"Would you still want the agreement written this way if THAT does happen?"
"THAT will never happen," so said the CEO. Forgetting that foreseeable and undesirable events did happen in two past agreements, he ignored the warning and wrote an agreement that later could have boxed him into an unpleasant and compromising position. Previously, he had written two sales commission agreements that now he didn't like. He found himself uncomfortably renegotiating the contracts to exclude the commissions he didn't intend to pay in the first place. He failed to foresee that the years and changing business conditions can lead to extra business being attributed to the representatives, without them having done anything to engender the accounts. For example, one rep initially brought the customer to this company, but no sales really occurred.

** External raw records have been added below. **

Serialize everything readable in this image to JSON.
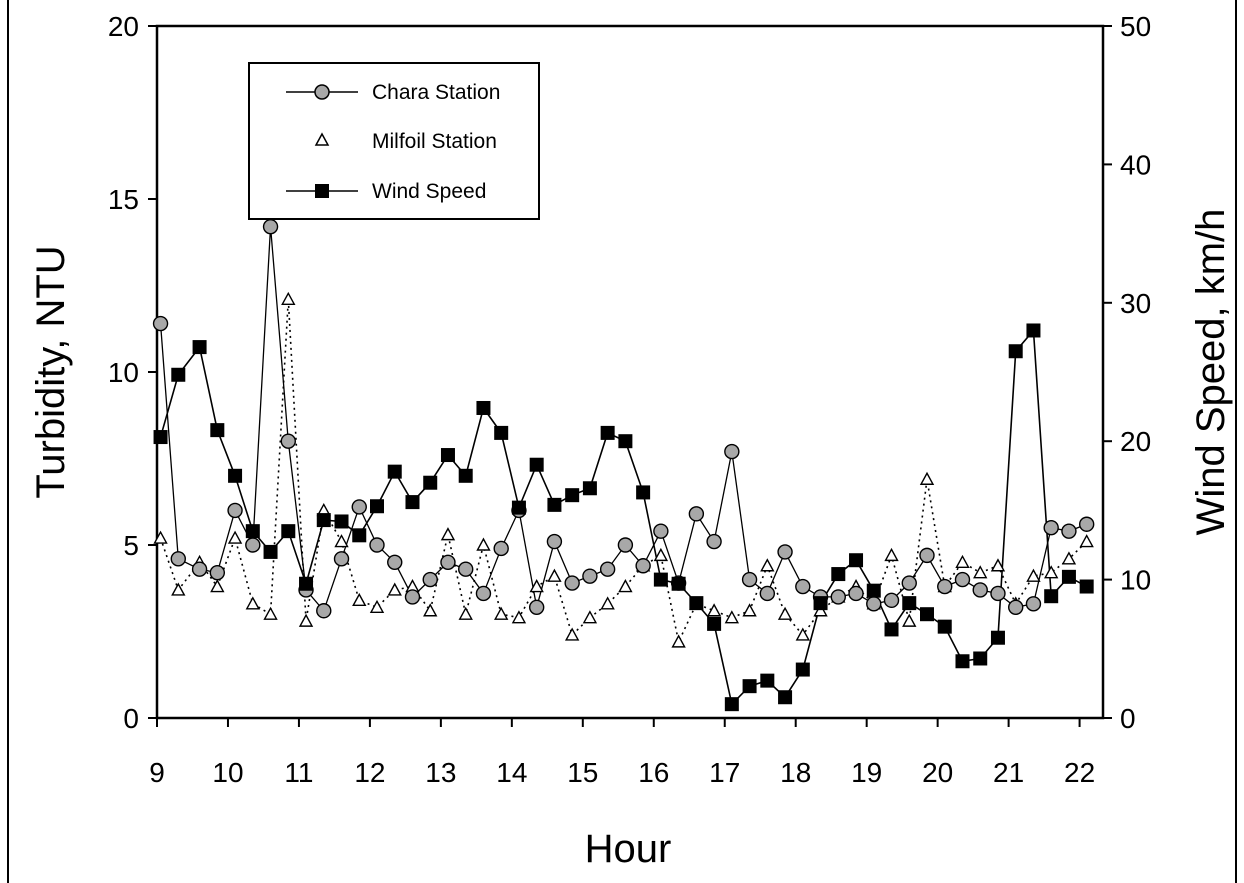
{
  "chart_data": {
    "type": "line",
    "xlabel": "Hour",
    "ylabel": "Turbidity, NTU",
    "y2label": "Wind Speed, km/h",
    "xlim": [
      9,
      22.1
    ],
    "ylim": [
      0,
      20
    ],
    "y2lim": [
      0,
      50
    ],
    "x_ticks": [
      "9",
      "10",
      "11",
      "12",
      "13",
      "14",
      "15",
      "16",
      "17",
      "18",
      "19",
      "20",
      "21",
      "22"
    ],
    "y_ticks": [
      "0",
      "5",
      "10",
      "15",
      "20"
    ],
    "y2_ticks": [
      "0",
      "10",
      "20",
      "30",
      "40",
      "50"
    ],
    "legend_position": "top-left",
    "series": [
      {
        "name": "Chara Station",
        "axis": "left",
        "marker": "circle",
        "color": "#a8a8a8",
        "line": "solid",
        "points": [
          [
            9.05,
            11.4
          ],
          [
            9.3,
            4.6
          ],
          [
            9.6,
            4.3
          ],
          [
            9.85,
            4.2
          ],
          [
            10.1,
            6.0
          ],
          [
            10.35,
            5.0
          ],
          [
            10.6,
            14.2
          ],
          [
            10.85,
            8.0
          ],
          [
            11.1,
            3.7
          ],
          [
            11.35,
            3.1
          ],
          [
            11.6,
            4.6
          ],
          [
            11.85,
            6.1
          ],
          [
            12.1,
            5.0
          ],
          [
            12.35,
            4.5
          ],
          [
            12.6,
            3.5
          ],
          [
            12.85,
            4.0
          ],
          [
            13.1,
            4.5
          ],
          [
            13.35,
            4.3
          ],
          [
            13.6,
            3.6
          ],
          [
            13.85,
            4.9
          ],
          [
            14.1,
            6.0
          ],
          [
            14.35,
            3.2
          ],
          [
            14.6,
            5.1
          ],
          [
            14.85,
            3.9
          ],
          [
            15.1,
            4.1
          ],
          [
            15.35,
            4.3
          ],
          [
            15.6,
            5.0
          ],
          [
            15.85,
            4.4
          ],
          [
            16.1,
            5.4
          ],
          [
            16.35,
            3.9
          ],
          [
            16.6,
            5.9
          ],
          [
            16.85,
            5.1
          ],
          [
            17.1,
            7.7
          ],
          [
            17.35,
            4.0
          ],
          [
            17.6,
            3.6
          ],
          [
            17.85,
            4.8
          ],
          [
            18.1,
            3.8
          ],
          [
            18.35,
            3.5
          ],
          [
            18.6,
            3.5
          ],
          [
            18.85,
            3.6
          ],
          [
            19.1,
            3.3
          ],
          [
            19.35,
            3.4
          ],
          [
            19.6,
            3.9
          ],
          [
            19.85,
            4.7
          ],
          [
            20.1,
            3.8
          ],
          [
            20.35,
            4.0
          ],
          [
            20.6,
            3.7
          ],
          [
            20.85,
            3.6
          ],
          [
            21.1,
            3.2
          ],
          [
            21.35,
            3.3
          ],
          [
            21.6,
            5.5
          ],
          [
            21.85,
            5.4
          ],
          [
            22.1,
            5.6
          ]
        ]
      },
      {
        "name": "Milfoil Station",
        "axis": "left",
        "marker": "triangle",
        "color": "#ffffff",
        "line": "dotted",
        "points": [
          [
            9.05,
            5.2
          ],
          [
            9.3,
            3.7
          ],
          [
            9.6,
            4.5
          ],
          [
            9.85,
            3.8
          ],
          [
            10.1,
            5.2
          ],
          [
            10.35,
            3.3
          ],
          [
            10.6,
            3.0
          ],
          [
            10.85,
            12.1
          ],
          [
            11.1,
            2.8
          ],
          [
            11.35,
            6.0
          ],
          [
            11.6,
            5.1
          ],
          [
            11.85,
            3.4
          ],
          [
            12.1,
            3.2
          ],
          [
            12.35,
            3.7
          ],
          [
            12.6,
            3.8
          ],
          [
            12.85,
            3.1
          ],
          [
            13.1,
            5.3
          ],
          [
            13.35,
            3.0
          ],
          [
            13.6,
            5.0
          ],
          [
            13.85,
            3.0
          ],
          [
            14.1,
            2.9
          ],
          [
            14.35,
            3.8
          ],
          [
            14.6,
            4.1
          ],
          [
            14.85,
            2.4
          ],
          [
            15.1,
            2.9
          ],
          [
            15.35,
            3.3
          ],
          [
            15.6,
            3.8
          ],
          [
            15.85,
            4.4
          ],
          [
            16.1,
            4.7
          ],
          [
            16.35,
            2.2
          ],
          [
            16.6,
            3.3
          ],
          [
            16.85,
            3.1
          ],
          [
            17.1,
            2.9
          ],
          [
            17.35,
            3.1
          ],
          [
            17.6,
            4.4
          ],
          [
            17.85,
            3.0
          ],
          [
            18.1,
            2.4
          ],
          [
            18.35,
            3.1
          ],
          [
            18.6,
            3.5
          ],
          [
            18.85,
            3.8
          ],
          [
            19.1,
            3.3
          ],
          [
            19.35,
            4.7
          ],
          [
            19.6,
            2.8
          ],
          [
            19.85,
            6.9
          ],
          [
            20.1,
            3.8
          ],
          [
            20.35,
            4.5
          ],
          [
            20.6,
            4.2
          ],
          [
            20.85,
            4.4
          ],
          [
            21.1,
            3.3
          ],
          [
            21.35,
            4.1
          ],
          [
            21.6,
            4.2
          ],
          [
            21.85,
            4.6
          ],
          [
            22.1,
            5.1
          ]
        ]
      },
      {
        "name": "Wind Speed",
        "axis": "right",
        "marker": "square",
        "color": "#000000",
        "line": "solid",
        "points": [
          [
            9.05,
            20.3
          ],
          [
            9.3,
            24.8
          ],
          [
            9.6,
            26.8
          ],
          [
            9.85,
            20.8
          ],
          [
            10.1,
            17.5
          ],
          [
            10.35,
            13.5
          ],
          [
            10.6,
            12.0
          ],
          [
            10.85,
            13.5
          ],
          [
            11.1,
            9.7
          ],
          [
            11.35,
            14.3
          ],
          [
            11.6,
            14.2
          ],
          [
            11.85,
            13.2
          ],
          [
            12.1,
            15.3
          ],
          [
            12.35,
            17.8
          ],
          [
            12.6,
            15.6
          ],
          [
            12.85,
            17.0
          ],
          [
            13.1,
            19.0
          ],
          [
            13.35,
            17.5
          ],
          [
            13.6,
            22.4
          ],
          [
            13.85,
            20.6
          ],
          [
            14.1,
            15.2
          ],
          [
            14.35,
            18.3
          ],
          [
            14.6,
            15.4
          ],
          [
            14.85,
            16.1
          ],
          [
            15.1,
            16.6
          ],
          [
            15.35,
            20.6
          ],
          [
            15.6,
            20.0
          ],
          [
            15.85,
            16.3
          ],
          [
            16.1,
            10.0
          ],
          [
            16.35,
            9.7
          ],
          [
            16.6,
            8.3
          ],
          [
            16.85,
            6.8
          ],
          [
            17.1,
            1.0
          ],
          [
            17.35,
            2.3
          ],
          [
            17.6,
            2.7
          ],
          [
            17.85,
            1.5
          ],
          [
            18.1,
            3.5
          ],
          [
            18.35,
            8.3
          ],
          [
            18.6,
            10.4
          ],
          [
            18.85,
            11.4
          ],
          [
            19.1,
            9.2
          ],
          [
            19.35,
            6.4
          ],
          [
            19.6,
            8.3
          ],
          [
            19.85,
            7.5
          ],
          [
            20.1,
            6.6
          ],
          [
            20.35,
            4.1
          ],
          [
            20.6,
            4.3
          ],
          [
            20.85,
            5.8
          ],
          [
            21.1,
            26.5
          ],
          [
            21.35,
            28.0
          ],
          [
            21.6,
            8.8
          ],
          [
            21.85,
            10.2
          ],
          [
            22.1,
            9.5
          ]
        ]
      }
    ]
  }
}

Years later, the customer had contacted the CEO on their own. The customer's buying personnel had changed and not known about the rep. The rep hadn't contacted them either over the years. Yet, here they were buying product from the CEO's company...and earning commissions for the rep who hadn't worked with the company for many years. The commission agreement did not have any expiration or lapse based on a timeframe that would have allowed the customer to be reassigned as a 'house' account for commission purposes.
Similarly, I've seen pension plans that failed to evaluate possible scenarios causing payouts to former employees that were not the intention of the management. In one case, the payout was large enough to hurt the current employees' accounts.

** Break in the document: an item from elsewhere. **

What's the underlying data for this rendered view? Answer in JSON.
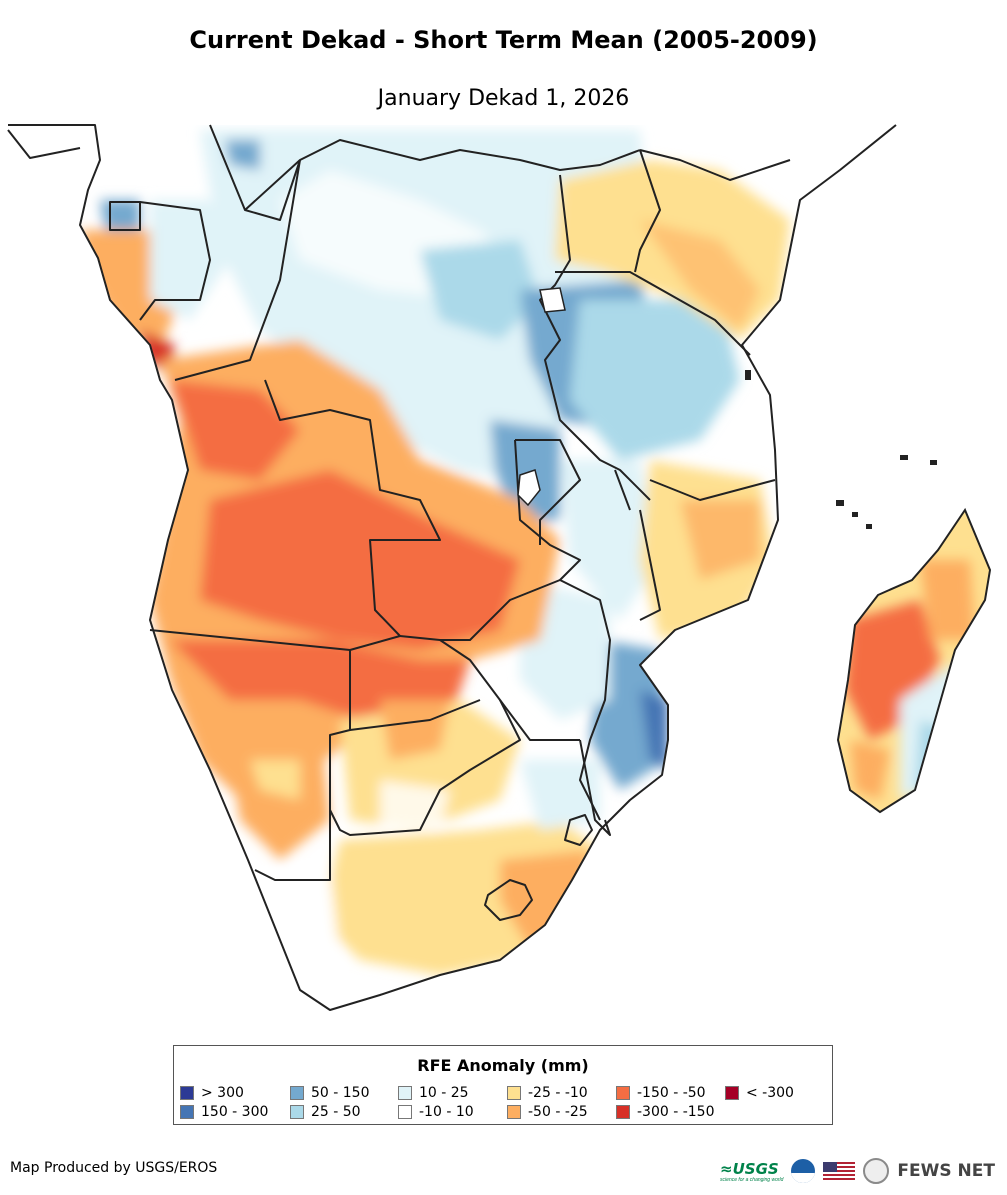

Those leaders were put into the awkward situation of 1) showing a lack of integrity by not abiding to the agreement; 2) begging that the other party allow a change in agreement that would be disadvantageous to the other party; or 3) buying their way out of the agreement.

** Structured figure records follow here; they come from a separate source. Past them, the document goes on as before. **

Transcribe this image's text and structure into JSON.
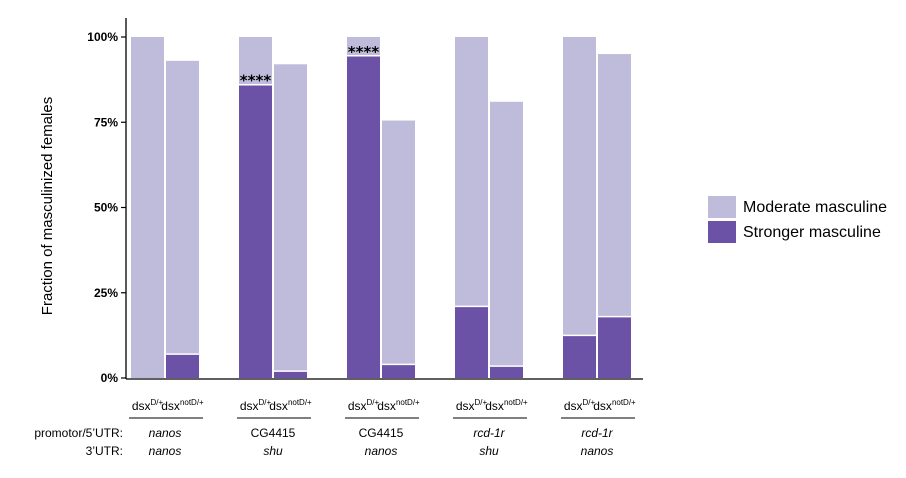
{
  "chart_data": {
    "type": "bar",
    "stacked": true,
    "ylabel": "Fraction of masculinized females",
    "ylim": [
      0,
      100
    ],
    "yticks": [
      0,
      25,
      50,
      75,
      100
    ],
    "ytick_labels": [
      "0%",
      "25%",
      "50%",
      "75%",
      "100%"
    ],
    "legend": {
      "placement": "right",
      "entries": [
        {
          "name": "Moderate masculine",
          "color": "#bfbbdb"
        },
        {
          "name": "Stronger masculine",
          "color": "#6b52a6"
        }
      ]
    },
    "row_labels": {
      "promoter": "promotor/5’UTR:",
      "utr3": "3’UTR:"
    },
    "groups": [
      {
        "promoter": "nanos",
        "promoter_italic": true,
        "utr3": "nanos",
        "utr3_italic": true,
        "bars": [
          {
            "genotype": "dsx",
            "sup": "D/+",
            "total": 100,
            "stronger": 0,
            "annotation": ""
          },
          {
            "genotype": "dsx",
            "sup": "notD/+",
            "total": 93,
            "stronger": 7,
            "annotation": ""
          }
        ]
      },
      {
        "promoter": "CG4415",
        "promoter_italic": false,
        "utr3": "shu",
        "utr3_italic": true,
        "bars": [
          {
            "genotype": "dsx",
            "sup": "D/+",
            "total": 100,
            "stronger": 86,
            "annotation": "****"
          },
          {
            "genotype": "dsx",
            "sup": "notD/+",
            "total": 92,
            "stronger": 2,
            "annotation": ""
          }
        ]
      },
      {
        "promoter": "CG4415",
        "promoter_italic": false,
        "utr3": "nanos",
        "utr3_italic": true,
        "bars": [
          {
            "genotype": "dsx",
            "sup": "D/+",
            "total": 100,
            "stronger": 94.5,
            "annotation": "****"
          },
          {
            "genotype": "dsx",
            "sup": "notD/+",
            "total": 75.5,
            "stronger": 4,
            "annotation": ""
          }
        ]
      },
      {
        "promoter": "rcd-1r",
        "promoter_italic": true,
        "utr3": "shu",
        "utr3_italic": true,
        "bars": [
          {
            "genotype": "dsx",
            "sup": "D/+",
            "total": 100,
            "stronger": 21,
            "annotation": ""
          },
          {
            "genotype": "dsx",
            "sup": "notD/+",
            "total": 81,
            "stronger": 3.5,
            "annotation": ""
          }
        ]
      },
      {
        "promoter": "rcd-1r",
        "promoter_italic": true,
        "utr3": "nanos",
        "utr3_italic": true,
        "bars": [
          {
            "genotype": "dsx",
            "sup": "D/+",
            "total": 100,
            "stronger": 12.5,
            "annotation": ""
          },
          {
            "genotype": "dsx",
            "sup": "notD/+",
            "total": 95,
            "stronger": 18,
            "annotation": ""
          }
        ]
      }
    ]
  }
}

As servant leaders, we serve our organizations when we can keep the ugly from happening as much as possible. When we're sailing, we need to prepare for the storm that could skate over the horizon. We need to run through possible scenarios, understand their probability and plan accordingly. All things are possible, but the probable events are finite. We should be good leaders by making sure we don't jeopardize our organization by assuming the storm won't come because we don't want it to come...or just because we haven't had a storm all the other times we've sailed these waters. (Like buying insurance, you can argue yourself out of it because you've not needed it before, so why buy it now. Unfortunately, accidents happen frequently and it is probable that it will happen in your organization.)
Today, take time to consider the "ugly" event or the storm that could rock your organization. What is the likelihood? What can you do to prepare for it?
For C12 and Truth@Work members, we are asked to think ahead and be prepared in many scripture passages. "Build your house on the rock" (because the storm will come) and "estimate the cost to see if he has money to build it" and "be shrewd as snakes but as innocent as doves" are some of the advisories.